The National Standards for DSMES: a writer’s perspective

Ardis Reed , MPH,RD,LD,CDE

Ardis Reed , MPH,RD,LD,CDE

Ardis Reed , MPH,RD,LD,CDE
TMF Health Quality Institute, Austin, Texas

Being selected to be on the National Standards for Diabetes Self-Management Education and Support (DSMES) writing team was an honor. This rewarding experience demonstrates how AADE and ADA collaborate to ensure that these standards keep up with the latest in program management, behavioral health science and adult learning strategies.

The National Standards for DSMES are a structured, evidence-based process to help you provide sustainable, patient-centric, quality education. These standards are the backbone that supports the work of diabetes educators; without them, it would be difficult to validate that our DSMES services provide positive, sustainable patient outcomes.

It is easy to forget that the standards are here as a guide for us and not just a hoop to jump through for reimbursement. Sometimes, we don’t even look at the standards unless a question comes up! As our joint organizations release the revised 2017 National Standards for DSMES, challenge yourself and your staff to do at least one of the following:

  • Attend The Revised National Standards of DSMES session at AADE17. (Friday, August 4 at 5:00 pm)
  • Pull up the document and go through each standard to better understand why your program does what it does
  • Go through your standards and make sure they are up to date
  • If you are in an AADE State Coordinating Body or Local Networking Group, use the standards as a topic to cover at your next meeting. Share best practices, barriers and stories of success. Talk about how your SERVICE (Yes, we are now using the term service instead of program) is going to make changes to keep up with the revised standards.
  • Make it an additional challenge to see if you can identify what changes were made for the new revisions and reason through why those changes were made. (I already mentioned one change.)

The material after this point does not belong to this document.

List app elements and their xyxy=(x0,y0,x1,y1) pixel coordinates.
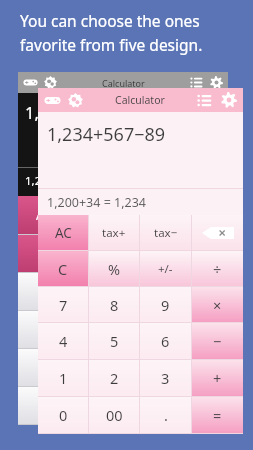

One of the notable changes to the standards are the references to technology and patient-generated health data. How well do you understand all the new diabetes technologies (i.eCGM, apps, meters, downloads, data portals, etc)? Are you ready to revise your curriculum?

AADE17 is the perfect opportunity for you to review the revised standards and get a jump on all the latest diabetes technologies with great sessions and a jam-packed exhibit hall. I look forward to seeing you in Indy!